“Why have you never visited these corners of your mind?” Shirley Manson asks herself of the music she wrote for Garbage’s sixth album, Strange Little Birds. The reason? She still needed to “grow some balls.” And grown them she has (not that they weren’t always there–considering her storied history of bad assery), as made evident on the first single, “Empty,” a moody track that remains as true to Garbage’s roots of grunge as ever.
Manson laments about her usual problem, an object of affection who seems immune to her charms as she admits, “You’re all I think about” while belting her heart out against the background of neon lights and a band that is equally impervious to her plight. Wearing a fur coat and a pink purse over her arm at the beginning of the video, Manson exudes all the same grunge glamor of the 90s and early 00s (yes, she was carrying it on to the new decade). Pink hair, fishnets and white boots–capped off by a mod-looking dress–put the final touch on Manson’s eternal style, and an earnestness that she evokes whole-heartedly by basking in the phrase, “I’m so empty.”

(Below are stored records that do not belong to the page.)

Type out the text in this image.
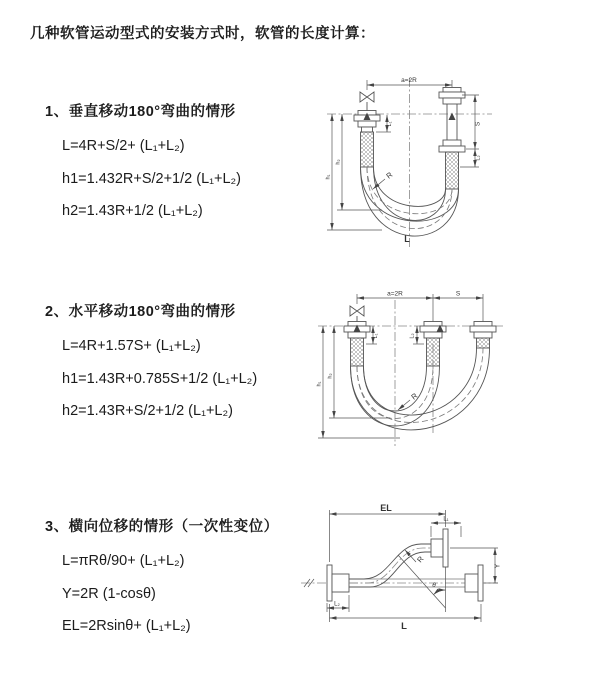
几种软管运动型式的安装方式时，软管的长度计算：
1、垂直移动180°弯曲的情形

L=4R+S/2+ (L₁+L₂)

h1=1.432R+S/2+1/2 (L₁+L₂)

h2=1.43R+1/2 (L₁+L₂)

2、水平移动180°弯曲的情形

L=4R+1.57S+ (L₁+L₂)

h1=1.43R+0.785S+1/2 (L₁+L₂)

h2=1.43R+S/2+1/2 (L₁+L₂)

3、横向位移的情形（一次性变位）

L=πRθ/90+ (L₁+L₂)

Y=2R (1-cosθ)

EL=2Rsinθ+ (L₁+L₂)

a=2R
h₁
h₂
L₁	S
L₂
R
L
a=2R	S
h₁
h₂
L₁	L₂
R
EL
L₁
Y
L
L₂
R
θ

What also makes Garbage’s newest addition their catalogue unique is the fact that, unlike bands they came up with, including Red Hot Chili Peppers and Foo Figthers, there is something more timeless, yet progressive about their sound. The motif of emptiness is also extremely applicable to the current age, one in which screens our are friends and emotions are not. Perhaps this is why Manson touts, “I rail and I ache against the monsters and the demons I’ve wrestled with for eons, and I want to destroy.” If only more people of the post-Garbage generation felt that way.